No doubt you have done your fair share of sighing.

Of course, there is the sigh of relief, a sigh of expectancy, and even a sigh of joy. But that isn’t the sigh described in Mark 7. The sigh described is a hybrid of frustration and sadness. The apostle Paul spoke about sighing: he said that Christians will sigh as long as we are on earth and long for heaven; and that the creation sighs as if she were giving birth; even the Spirit sighs as he interprets our prayers (Romans 8:22-27). All these sighs come from the same anxiety; a recognition of pain that was never intended, or of hope deferred.

When Jesus looked into the eyes of this man, the only appropriate thing to do was to sigh. ‘It was never intended this way,’ the sigh said. ‘Your ears weren’t made to be deaf, your tongue wasn’t made to stumble.’ In a strange sort of way, this sigh brings me comfort, because in an indirect way, God’s pain is our comfort.

For it is in the agony of Jesus that our hope lies.
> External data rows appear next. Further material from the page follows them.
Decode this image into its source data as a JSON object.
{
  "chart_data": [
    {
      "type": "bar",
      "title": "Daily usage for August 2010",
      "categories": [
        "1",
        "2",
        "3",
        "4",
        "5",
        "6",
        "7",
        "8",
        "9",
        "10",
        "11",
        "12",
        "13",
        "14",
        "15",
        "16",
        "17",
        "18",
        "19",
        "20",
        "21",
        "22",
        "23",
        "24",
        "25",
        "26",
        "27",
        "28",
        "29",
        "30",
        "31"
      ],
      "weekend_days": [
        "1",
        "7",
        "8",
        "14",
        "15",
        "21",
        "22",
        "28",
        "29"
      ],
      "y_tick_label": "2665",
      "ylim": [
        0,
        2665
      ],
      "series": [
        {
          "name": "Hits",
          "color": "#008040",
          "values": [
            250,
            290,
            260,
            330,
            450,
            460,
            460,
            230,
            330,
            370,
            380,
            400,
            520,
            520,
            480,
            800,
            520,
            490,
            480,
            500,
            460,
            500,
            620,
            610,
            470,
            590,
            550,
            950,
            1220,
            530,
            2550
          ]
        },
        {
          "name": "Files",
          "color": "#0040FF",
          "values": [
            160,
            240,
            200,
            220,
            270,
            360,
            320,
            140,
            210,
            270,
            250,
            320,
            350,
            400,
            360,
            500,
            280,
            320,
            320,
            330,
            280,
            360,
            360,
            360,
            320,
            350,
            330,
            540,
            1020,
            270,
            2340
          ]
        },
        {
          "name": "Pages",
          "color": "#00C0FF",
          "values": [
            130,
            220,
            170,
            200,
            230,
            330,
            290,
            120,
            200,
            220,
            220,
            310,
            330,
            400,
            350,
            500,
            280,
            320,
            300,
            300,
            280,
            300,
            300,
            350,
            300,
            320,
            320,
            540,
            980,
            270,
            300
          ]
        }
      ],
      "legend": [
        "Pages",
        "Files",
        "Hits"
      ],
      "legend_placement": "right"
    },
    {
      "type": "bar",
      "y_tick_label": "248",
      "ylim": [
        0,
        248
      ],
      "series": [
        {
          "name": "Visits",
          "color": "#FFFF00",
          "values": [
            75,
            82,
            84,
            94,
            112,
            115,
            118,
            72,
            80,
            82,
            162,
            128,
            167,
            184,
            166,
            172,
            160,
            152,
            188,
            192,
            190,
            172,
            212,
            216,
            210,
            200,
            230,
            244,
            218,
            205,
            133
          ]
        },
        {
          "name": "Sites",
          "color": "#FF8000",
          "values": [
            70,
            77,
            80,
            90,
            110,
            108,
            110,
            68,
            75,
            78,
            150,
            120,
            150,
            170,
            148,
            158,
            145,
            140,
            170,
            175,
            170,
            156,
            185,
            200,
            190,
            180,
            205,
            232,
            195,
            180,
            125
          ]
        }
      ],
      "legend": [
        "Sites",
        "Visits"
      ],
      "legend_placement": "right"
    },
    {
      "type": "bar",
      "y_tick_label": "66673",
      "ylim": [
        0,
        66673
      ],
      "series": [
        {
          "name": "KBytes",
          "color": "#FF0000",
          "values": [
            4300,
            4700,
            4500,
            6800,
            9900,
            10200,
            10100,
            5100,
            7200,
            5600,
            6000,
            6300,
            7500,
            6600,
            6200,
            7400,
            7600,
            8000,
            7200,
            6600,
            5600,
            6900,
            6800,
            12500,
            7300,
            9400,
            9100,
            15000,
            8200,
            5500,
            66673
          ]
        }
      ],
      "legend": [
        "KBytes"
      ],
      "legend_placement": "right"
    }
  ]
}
Had he not sighed, had he not felt the burden for what was not intended, we would be in a pitiful condition. Had he simply chalked it up to the inevitable or washed his hands of the whole mess, what hope would we have?

But he didn’t. That holy sigh assures us that God still groans for his people. He groans for the day when all sighs cease, when what was intended to be will be.